Faltava pouco para as oito da manhã e uma grande multidão
já ocupava as ruas. Dezenas de carros, motos, bicicletas e pedestres tomavam a
enorme avenida, pelo mesmo motivo de todos os dias: compromissos a cumprir.
Dentro do ônibus, a maioria distraía-se, perdida em seus
pensamentos de sonhos, desejos, obrigações e lamúrias, sem se dar conta dos
demais ao seu redor. Era só mais um bando de gente desconhecida dividindo o
mesmo planeta, por falta de opção.
Alguns tentavam recuperar as horas de sono perdidas,
acomodando-se, desconfortavelmente, nas poltronas. Outros se livravam das
pessoas inconvenientes, com seus inseparáveis fones de ouvido.

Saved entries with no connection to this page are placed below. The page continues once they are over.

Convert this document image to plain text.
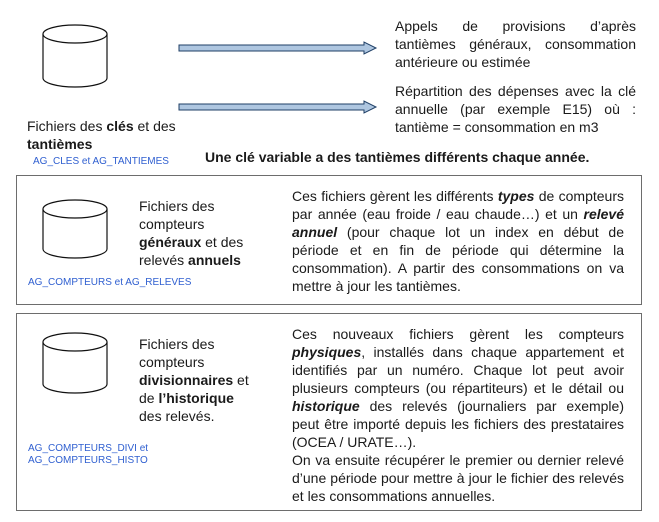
Fichiers des clés et des tantièmes
AG_CLES et AG_TANTIEMES
Appels de provisions d’après tantièmes généraux, consommation antérieure ou estimée
Répartition des dépenses avec la clé annuelle (par exemple E15) où : tantième = consommation en m3
Une clé variable a des tantièmes différents chaque année.
Fichiers des
compteurs
généraux et des
relevés annuels
AG_COMPTEURS et AG_RELEVES
Ces fichiers gèrent les différents types de compteurs par année (eau froide / eau chaude…) et un relevé annuel (pour chaque lot un index en début de période et en fin de période qui détermine la consommation). A partir des consommations on va mettre à jour les tantièmes.
Fichiers des
compteurs
divisionnaires et
de l’historique
des relevés.
AG_COMPTEURS_DIVI et
AG_COMPTEURS_HISTO
Ces nouveaux fichiers gèrent les compteurs physiques, installés dans chaque appartement et identifiés par un numéro. Chaque lot peut avoir plusieurs compteurs (ou répartiteurs) et le détail ou historique des relevés (journaliers par exemple) peut être importé depuis les fichiers des prestataires (OCEA / URATE…).
On va ensuite récupérer le premier ou dernier relevé d’une période pour mettre à jour le fichier des relevés et les consommations annuelles.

Tinha ainda os
que se divertiam com seus celulares, os que estudavam e até os que rezavam o
terço.
O trocador, mais
pra lá que pra cá, com o rosto ainda inchado, não dava muita confiança aos
passageiros, tratando logo de encerrar qualquer assunto iniciado por alguns
poucos mais sociáveis.
A viagem era longa, e muitos seguiam em pé. Apenas uma
mocinha cedeu lugar a uma senhora. O restante, simplesmente, ignorava a
presença de pessoas com prioridade para assentar-se ou que carregavam objetos
pesados. E é claro, a atitude da mocinha também, inclusive a senhora, que nem
sequer agradeceu.
Mais ou menos no meio do veículo, uma mulher robusta
ocupava um banco, enquanto suas sacolas ocupavam o outro ao seu lado. E assim,
fazendo-se de sonsa, permaneceu, até que o trocador, a pedido de outro viajante
e a contragosto, solicitou que ela retirasse seus pertences.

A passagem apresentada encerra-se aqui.